In contrast to Solomon’s lament in Ecclesiastes is Paul’s praise to God for the power and strength of deep living:

“Oh, the utter extravagance of his work in us who trust him—endless energy, boundless strength” (Ephesians 1:19, MSG)!

Deep living happens when we breathe in God’s strength with a prayer, his wisdom and encouragement with a scripture, his joy with a song.

Deep living happens when we practice his presence as automatically as we breathe.

And how do we do that, “practice his presence?”

By pausing frequently throughout each day, to turn our attention to God.

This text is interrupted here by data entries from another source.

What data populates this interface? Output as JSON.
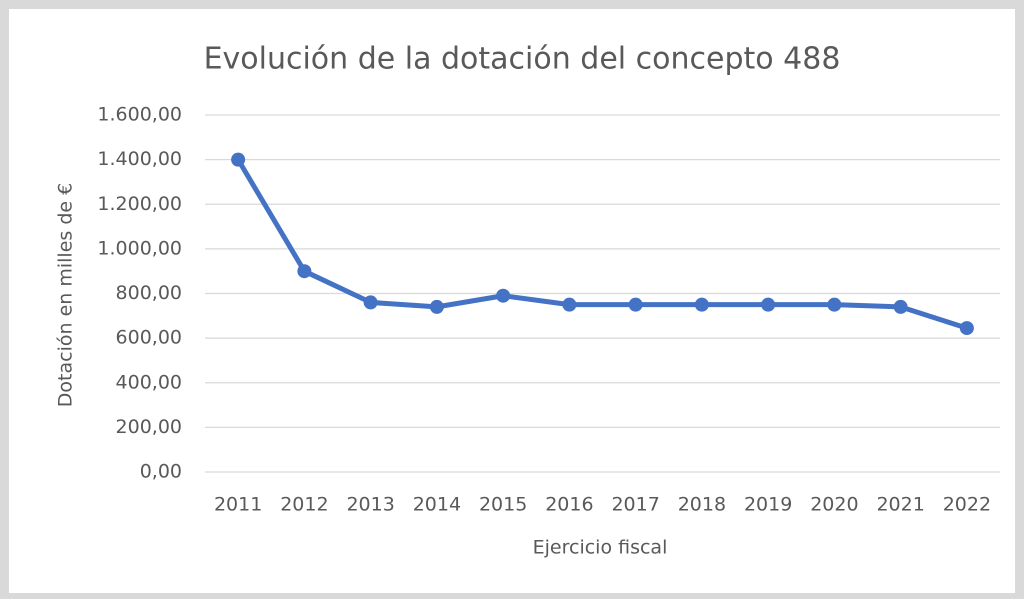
{
  "chart_data": {
    "type": "line",
    "title": "Evolución de la dotación del concepto 488",
    "x_label": "Ejercicio fiscal",
    "y_label": "Dotación en milles de €",
    "categories": [
      "2011",
      "2012",
      "2013",
      "2014",
      "2015",
      "2016",
      "2017",
      "2018",
      "2019",
      "2020",
      "2021",
      "2022"
    ],
    "values": [
      1400,
      900,
      760,
      740,
      790,
      750,
      750,
      750,
      750,
      750,
      740,
      645
    ],
    "color": "#4472c4",
    "ylim": [
      0,
      1600
    ],
    "yticks": [
      {
        "value": 0,
        "label": "0,00"
      },
      {
        "value": 200,
        "label": "200,00"
      },
      {
        "value": 400,
        "label": "400,00"
      },
      {
        "value": 600,
        "label": "600,00"
      },
      {
        "value": 800,
        "label": "800,00"
      },
      {
        "value": 1000,
        "label": "1.000,00"
      },
      {
        "value": 1200,
        "label": "1.200,00"
      },
      {
        "value": 1400,
        "label": "1.400,00"
      },
      {
        "value": 1600,
        "label": "1.600,00"
      }
    ],
    "grid": true
  }
}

I might say such things as:

  • Thank You, Lord, for this new day. Work through me to accomplish your purpose.
  • I love you, Heavenly Father. Thank you for filling my heart with peace and joy every time I turn my attention to you.
  • Thank you for your power at work in me as I complete this task.
  • The wonders of your creation–graceful tree branches dancing in the breeze, lyrical songs of the mockingbirds, delicious aromas of pine and orange blossoms–They make my heart sing with praise!
  • Oh, Lord, I shouldn’t have spoken to Mary like that. Forgive me, I pray. Help me to think before I speak. And yes, I will apologize to her.

Refreshing. Energizing. Purifying. Like a deep breath of oxygen.

Shallow breathing causes a lesser quality of life. So does shallow living.

Deep breathing fosters strength of mind and body. Deep living does that and more.

Deep living radically transforms the spirit.

Let’s breathe/live deep!

* * * * * * * * * *

What deep living habits help you practice the presence of God?